Sunday, May 23, 2010

Lemon Squares

I promise, my baking repertoire includes more than just layer cakes! Take these lemon squares for instance.  They're not overly sweet, but they have a strong lemony flavor.  My only complaint about lemon squares is that after you've completed the none-too-short tasks of juicing and zesting the lemons, putting together the crust, and baking the final treats, you're left with... lemon bars.  They taste great, but as I stare at my bare, disemboweled lemons, I always feel like I've earned something just a little fancier.

Three cake orders in the next week though, so many more layer cakes to come!  And a really fun Daring Bakers Challenge this Thursday - stay tuned!

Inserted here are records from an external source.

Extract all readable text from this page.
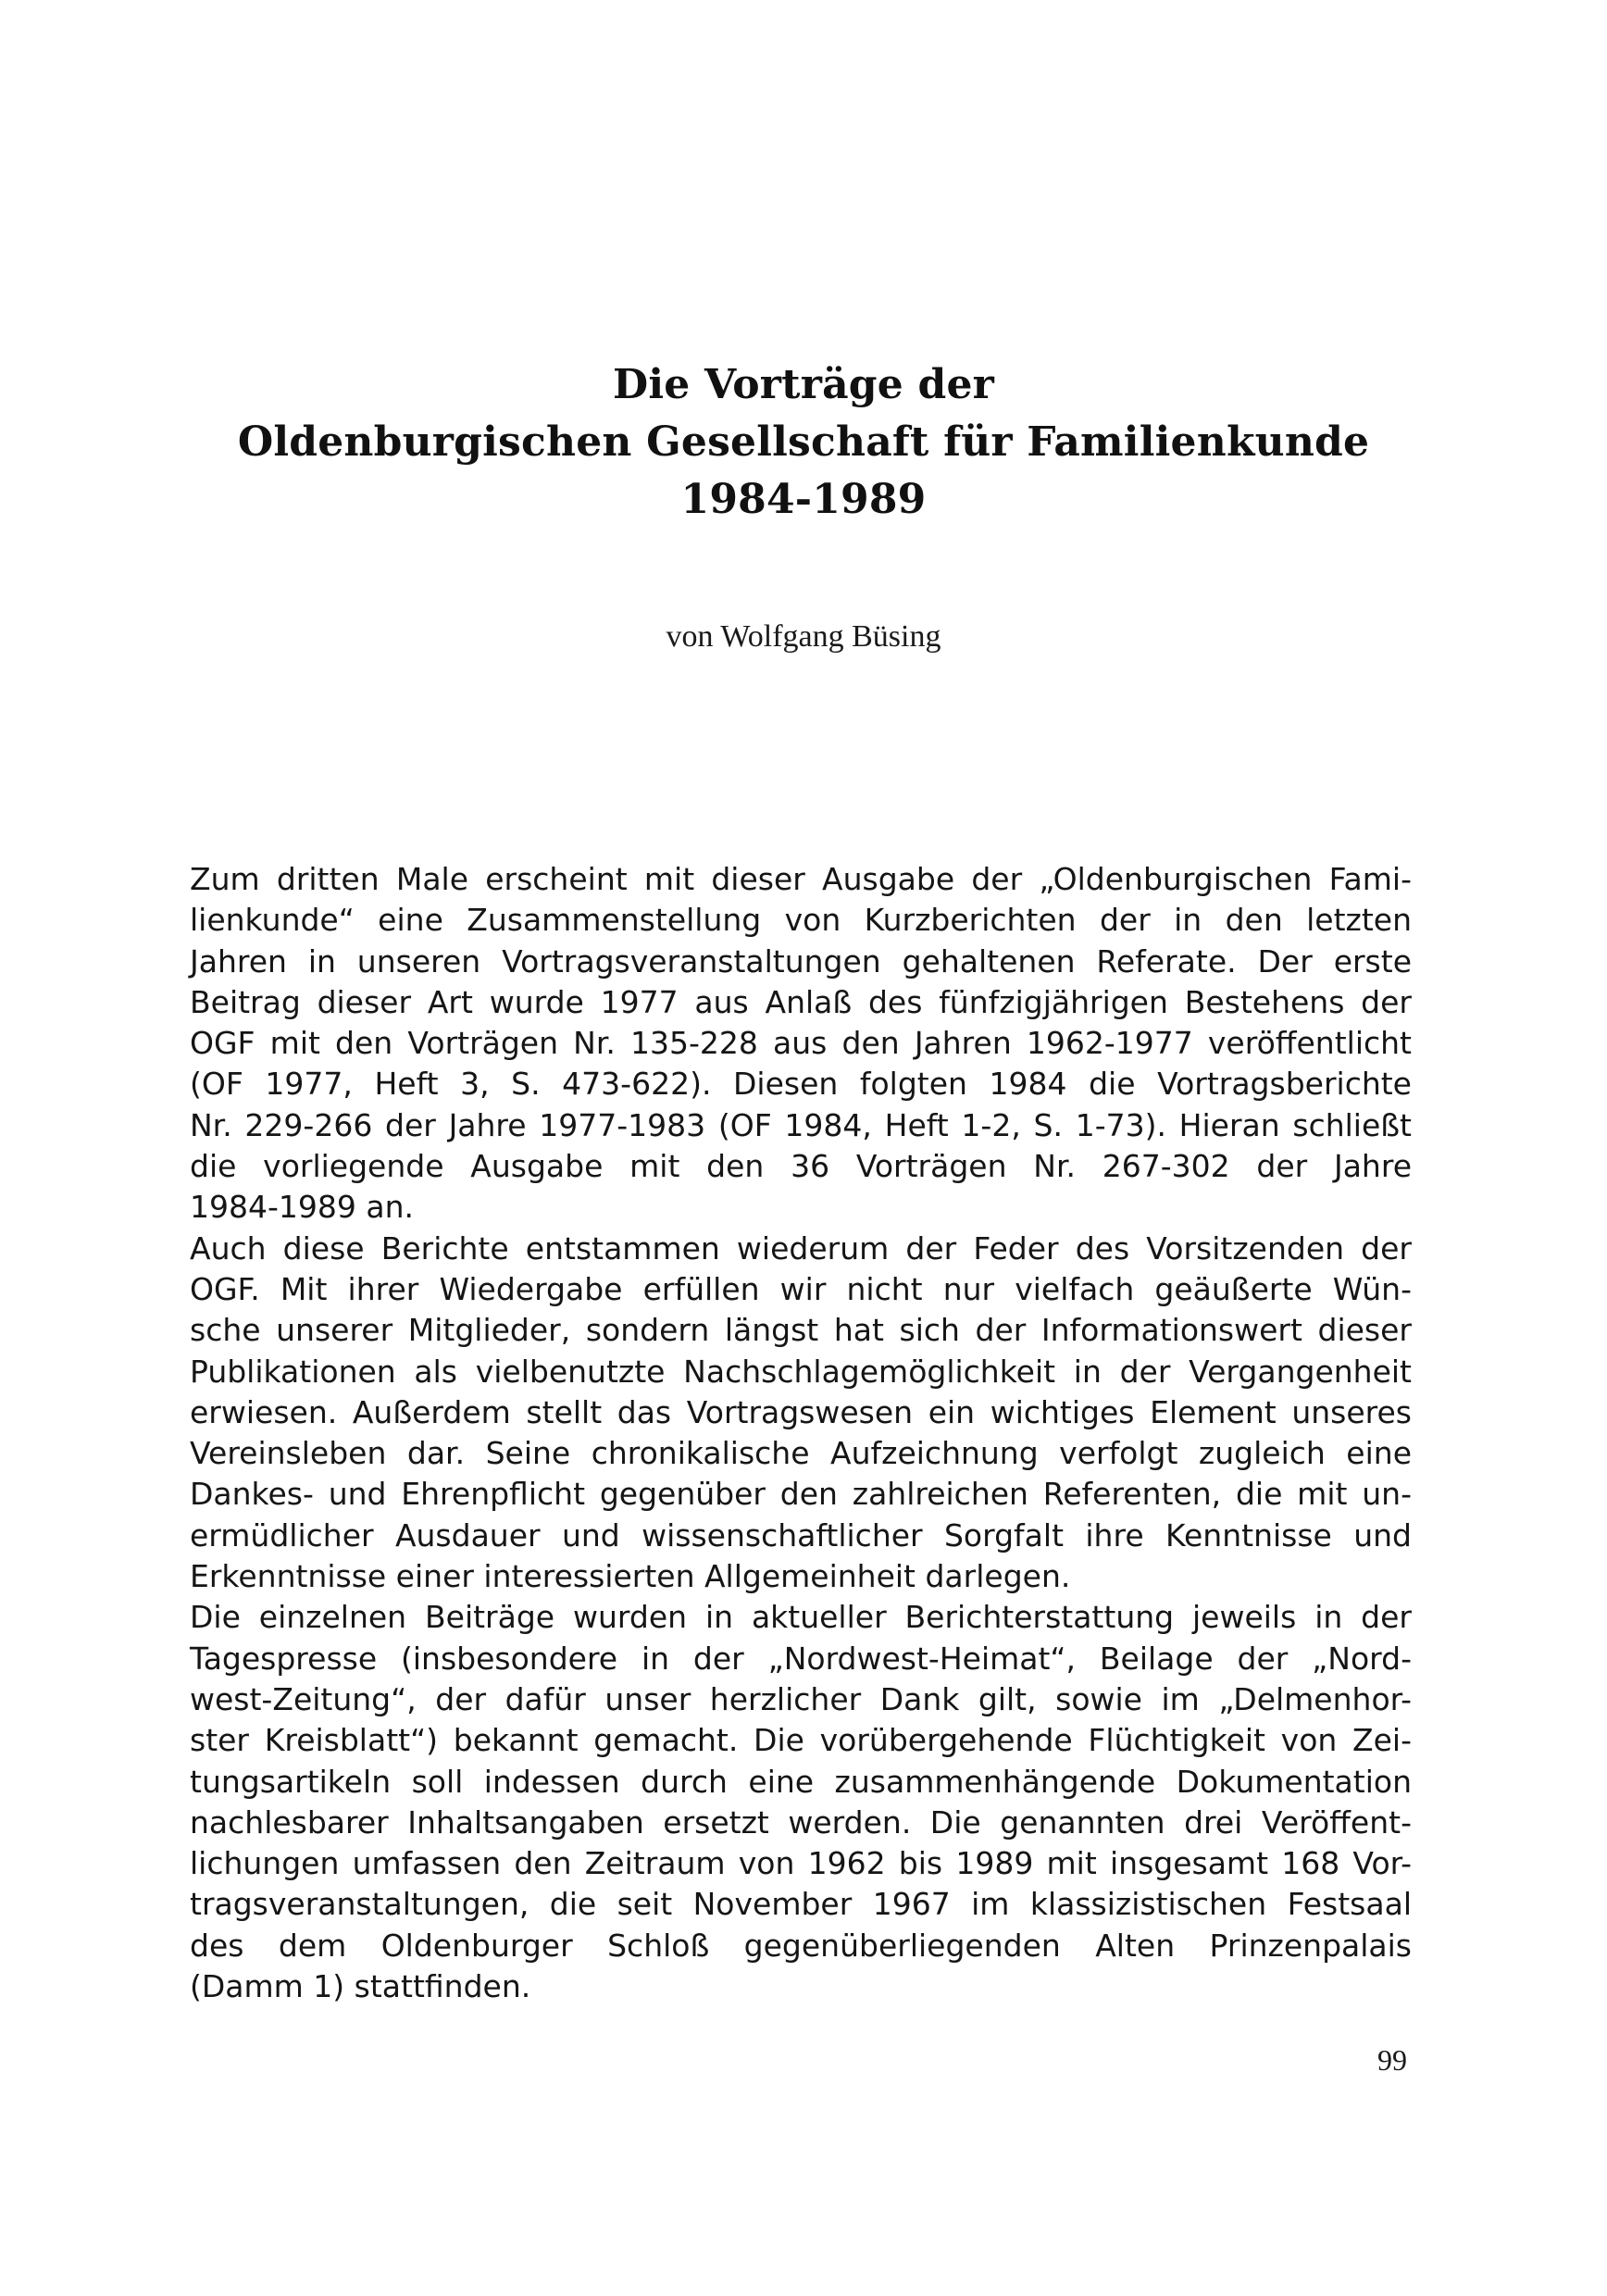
Die Vorträge der
Oldenburgischen Gesellschaft für Familienkunde
1984-1989
von Wolfgang Büsing
Zum dritten Male erscheint mit dieser Ausgabe der „Oldenburgischen Fami-
lienkunde“ eine Zusammenstellung von Kurzberichten der in den letzten
Jahren in unseren Vortragsveranstaltungen gehaltenen Referate. Der erste
Beitrag dieser Art wurde 1977 aus Anlaß des fünfzigjährigen Bestehens der
OGF mit den Vorträgen Nr. 135-228 aus den Jahren 1962-1977 veröffentlicht
(OF 1977, Heft 3, S. 473-622). Diesen folgten 1984 die Vortragsberichte
Nr. 229-266 der Jahre 1977-1983 (OF 1984, Heft 1-2, S. 1-73). Hieran schließt
die vorliegende Ausgabe mit den 36 Vorträgen Nr. 267-302 der Jahre
1984-1989 an.
Auch diese Berichte entstammen wiederum der Feder des Vorsitzenden der
OGF. Mit ihrer Wiedergabe erfüllen wir nicht nur vielfach geäußerte Wün-
sche unserer Mitglieder, sondern längst hat sich der Informationswert dieser
Publikationen als vielbenutzte Nachschlagemöglichkeit in der Vergangenheit
erwiesen. Außerdem stellt das Vortragswesen ein wichtiges Element unseres
Vereinsleben dar. Seine chronikalische Aufzeichnung verfolgt zugleich eine
Dankes- und Ehrenpflicht gegenüber den zahlreichen Referenten, die mit un-
ermüdlicher Ausdauer und wissenschaftlicher Sorgfalt ihre Kenntnisse und
Erkenntnisse einer interessierten Allgemeinheit darlegen.
Die einzelnen Beiträge wurden in aktueller Berichterstattung jeweils in der
Tagespresse (insbesondere in der „Nordwest-Heimat“, Beilage der „Nord-
west-Zeitung“, der dafür unser herzlicher Dank gilt, sowie im „Delmenhor-
ster Kreisblatt“) bekannt gemacht. Die vorübergehende Flüchtigkeit von Zei-
tungsartikeln soll indessen durch eine zusammenhängende Dokumentation
nachlesbarer Inhaltsangaben ersetzt werden. Die genannten drei Veröffent-
lichungen umfassen den Zeitraum von 1962 bis 1989 mit insgesamt 168 Vor-
tragsveranstaltungen, die seit November 1967 im klassizistischen Festsaal
des dem Oldenburger Schloß gegenüberliegenden Alten Prinzenpalais
(Damm 1) stattfinden.
99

Lemon Squares (Williams Sonoma Cookies)


1 cup flour
1/4 cup powdered sugar
1/4 teaspoon salt
1 teaspoon lemon zest
1/2 cup cold unsalted butter

Preheat the oven to 350F.  Line an 8" x 8" pan with foil; let the foil hang over the sides.  Spray the foil with baking spray.

Whisk the flour, sugar, and salt in a bowl.  Cut in the butter until crumbly using two knives or your fingers (don't use your fingers if you have warm hands, you don't want the butter to melt at all). Pour  the dough into the pan, and spread evenly.

Bake for  22-25 minutes, until the crust is golden at the edges.
  While the crust is baking, prepare the filling.  Reduce the oven temperature to 325F when you remove the crust.


3 tablespoons flour
1/2 cup fresh lemon juice
3 eggs
1 cup sugar
1 tablespoon lemon zest
pinch salt

Whisk together the flour and lemon juice.  Add the eggs, sugar, zest, and salt, and whisk until smooth.  Pour the filling into the baked crust.  Bake for 30 minutes,  until center is springy.

Cool completely in pan.  Remove from pan by lifting foil.  Cut into squares or strips.  Dust with powdered sugar immediately before serving.